Soixante- dix -neuf ans après les faits, le documentaire « Thiaroye 44 » se penche sur ce massacre de tirailleurs, rapatriés au Sénégal après avoir combattu pour la France durant la Seconde Guerre mondiale.
Selon les informations, en novembre 1944, la France est peu à peu libérée de l’occupant nazi. Après quatre années de guerre, 1 300 tirailleurs ouest-africains sont rapatriés par l’armée française à Thiaroye, dans un camp militaire de la banlieue de Dakar. Ils réclament le paiement de leurs soldes de captivité ainsi que diverses primes qui ne leur ont pas été versées. Le 1er décembre à l’aube, des coups de feu éclatent dans le camp. L’armée française évoque une mutinerie qu’elle a dû réprimer dans le sang. Pourtant, de nombreuses zones d’ombre demeurent. On ne sait toujours pas combien ont été tués, ni où ils sont enterrés.
Jusqu’ici, « l’affaire de Thiaroye » était considérée comme une « rébellion lourdement armée et une prise d’otage » ayant nécessité une « riposte » au bilan funeste de 35 morts et 35 blessés. En 2014, en marge du sommet de la Francophonie, le président français évoquait encore « un événement épouvantable, insupportable ». Il remettait en grande pompe au président Macky Sall une copie des archives liées à l’évènement. Une commission d’historiens avait même été nommée pour faire enfin la lumière sur ce crime emblématique de l’injustice coloniale. Il n’en a rien été. Rien n’a filtré de ces archives et personne ne s’en étonne. Les élites politiques et scientifiques semblent, au Sénégal comme en France, avoir tourné la page. Le nombre des victimes reste indémontrable. La fosse commune où elles sont enterrées est introuvable. Comme si la mémoire de ces soldats était toujours enfouie, voire dissimulée, dans des rapports de domination qui perdurent.

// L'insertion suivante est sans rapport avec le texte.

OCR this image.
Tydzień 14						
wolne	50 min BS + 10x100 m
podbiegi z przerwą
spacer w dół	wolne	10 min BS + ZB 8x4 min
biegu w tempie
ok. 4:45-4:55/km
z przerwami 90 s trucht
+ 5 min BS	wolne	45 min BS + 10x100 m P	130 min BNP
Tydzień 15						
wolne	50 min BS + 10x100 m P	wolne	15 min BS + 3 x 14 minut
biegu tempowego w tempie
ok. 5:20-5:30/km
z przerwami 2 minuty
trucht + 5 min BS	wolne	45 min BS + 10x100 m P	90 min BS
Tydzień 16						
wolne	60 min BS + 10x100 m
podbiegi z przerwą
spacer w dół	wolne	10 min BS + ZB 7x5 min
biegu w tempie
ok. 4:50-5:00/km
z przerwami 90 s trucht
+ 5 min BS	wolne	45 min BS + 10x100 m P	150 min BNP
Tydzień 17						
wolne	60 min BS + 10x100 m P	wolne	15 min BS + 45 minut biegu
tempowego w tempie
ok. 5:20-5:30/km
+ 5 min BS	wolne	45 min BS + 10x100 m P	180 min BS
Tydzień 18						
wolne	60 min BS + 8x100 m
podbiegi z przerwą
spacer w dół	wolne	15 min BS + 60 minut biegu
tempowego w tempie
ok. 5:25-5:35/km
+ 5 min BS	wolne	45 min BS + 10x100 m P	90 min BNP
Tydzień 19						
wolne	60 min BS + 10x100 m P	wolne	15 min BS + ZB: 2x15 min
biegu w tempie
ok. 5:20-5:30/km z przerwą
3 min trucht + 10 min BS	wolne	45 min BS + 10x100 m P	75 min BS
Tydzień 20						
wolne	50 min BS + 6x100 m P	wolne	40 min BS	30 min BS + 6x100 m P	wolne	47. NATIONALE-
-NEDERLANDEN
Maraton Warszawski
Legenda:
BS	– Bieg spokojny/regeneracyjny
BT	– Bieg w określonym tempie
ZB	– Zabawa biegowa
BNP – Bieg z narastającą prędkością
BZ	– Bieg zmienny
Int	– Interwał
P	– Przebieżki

Pourtant, les faits ne semblent aujourd’hui plus contestables : il s’agit d’un massacre colonial, de l’assassinat prémédité par leurs supérieurs de plusieurs dizaines, voire centaines, de tirailleurs désarmés qui réclamaient le paiement de leurs salaires de combattants. Un crime sans images tombé dans l’oubli, le plus grand crime de masse de l’histoire du Sénégal contemporain. Le premier d’une longue série commise par l’armée française à l’issue de la Seconde Guerre mondiale : Sétif en Algérie, Madagascar, Côte d’Ivoire, Cameroun… Parce que la France estimait ne plus avoir besoin de ses « troupes de couleur », parce qu’il fallait les exclure du récit national, restaurer l’ordre colonial, au mépris de ses valeurs et de ses promesses d’égalité.